Я говорил ему, что со времени поступления на фрегат, со мной обращались, как с собакой, и он только один не знал об этом и один обращался со мной человеколюбиво. Я рассказал потом все, претерпенное мною, начиная с то го бедственного стакана вина и поручения узнать ветер до этой минуты. Не скрыл также, что обрезал койку Мурфи и пустил ему в голову подсвечник. Я уверял его, что никогда сам не подавал повода и никого не трогал, покуда меня не трогали; и сказал, что ни один нанесенный мне удар или брань никогда не останутся без отплаты. Таков я от природы, и пусть хоть убьют меня, не могу переделать себя.
— Много людей бежало, — сказал я, — с того времени, как я на фрегате, и прежде того, но те мичманы, на чьей очереди это случалось, получали только выговор; тогда как я, только что поступивший на службу, был наказан с наибольшей строгостью.
Капитан с вниманием слушал мои оправдания и, казалось, был ими очень тронут. Я узнал потом, что Гандстон получил выговор за строгое обращение со мной; и капитан заметил ему, что я обнаружу когда-нибудь или блестящий характер, или пойду к черту.
Я ясно видел, что хотя и восстановил против себя главных членов нашего стола своим характером, но приобрел зато нескольких сильных друзей, между коими был и капитан. Многие из офицеров удивлялись моему упрямству, которое я постоянно выказывал, и должны были согласиться, что справедливость была на моей стороне. Я вскоре увидел перемену обо мне мнения по частым приглашениям в капитанскую каюту и к обедам в каюткомпании. Младшие гордились, что могли опять открыто принять меня как своего сотоварища; но старшие смотрели на меня с завистью и недоверчивостью.
С ровесниками моими я немедленно составил план защиты, оказавшийся весьма важным в наших последующих военных действиях. Один или два из них проявили достаточно храбрости, чтобы исполнять мои условия; но другие сделали только громкие обещания и не держали слов своих, когда доходило до дела.
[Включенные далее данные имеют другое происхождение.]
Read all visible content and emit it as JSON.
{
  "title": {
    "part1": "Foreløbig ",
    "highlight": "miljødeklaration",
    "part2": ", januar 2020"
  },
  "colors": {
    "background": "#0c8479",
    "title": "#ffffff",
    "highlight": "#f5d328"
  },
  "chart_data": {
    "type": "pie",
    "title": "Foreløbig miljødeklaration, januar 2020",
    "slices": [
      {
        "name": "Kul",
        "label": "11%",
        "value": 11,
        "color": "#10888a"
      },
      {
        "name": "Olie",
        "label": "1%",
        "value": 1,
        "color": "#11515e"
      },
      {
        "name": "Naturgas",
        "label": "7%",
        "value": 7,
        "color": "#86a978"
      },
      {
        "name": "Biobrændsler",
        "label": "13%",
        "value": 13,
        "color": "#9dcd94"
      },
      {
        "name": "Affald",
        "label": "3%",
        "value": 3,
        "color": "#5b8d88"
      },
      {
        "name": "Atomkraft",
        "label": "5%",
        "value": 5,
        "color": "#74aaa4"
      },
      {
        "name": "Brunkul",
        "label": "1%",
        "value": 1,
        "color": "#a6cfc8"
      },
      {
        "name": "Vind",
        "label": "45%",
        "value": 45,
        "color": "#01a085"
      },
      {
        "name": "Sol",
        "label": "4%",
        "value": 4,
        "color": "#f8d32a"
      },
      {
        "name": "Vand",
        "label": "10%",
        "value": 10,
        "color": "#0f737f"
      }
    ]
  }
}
Условие мое состояло только из двух правил: первое — всегда кидать бутылку, графин, подсвечник, ножик или вилку в голову каждого, кто осмелится кого-либо из нас тронуть, если зачинщик будет настолько силен, что невыгодно встретить его в чистом поле; второе — не позволять похищать у нас нашу собственность и давать нам равную долю из того, за что мы платили наравне с прочими, стараясь приобретать хитростью отнимаемое у нас силой.
Я представлял им, что по первому плану мы заставим обходиться с собой по крайней мере вежливо; по второму я обещал доставить им равные доли в лакомых припасах стола, из которых старшие присваивали себе большую часть; в этом последнем случае мы были более единодушны, нежели в первом, ибо он менее подвергал личной опасности. Я составлял все планы для фуражировок и был вообще в них удачлив.
Наконец мы вступили под паруса и отправились к Кадиксу, чтобы соединиться с бывшим около него флотом под командою лорда Нельсона. Я не стану описывать, как прошли мы Ламанш и Бискайский залив. Меня сначала укачивало, как даму на Дуврском пакетботе, покуда немилосердные призывы наверх к должности при работах и исправление вахты не заставили меня привыкнуть к качке судна.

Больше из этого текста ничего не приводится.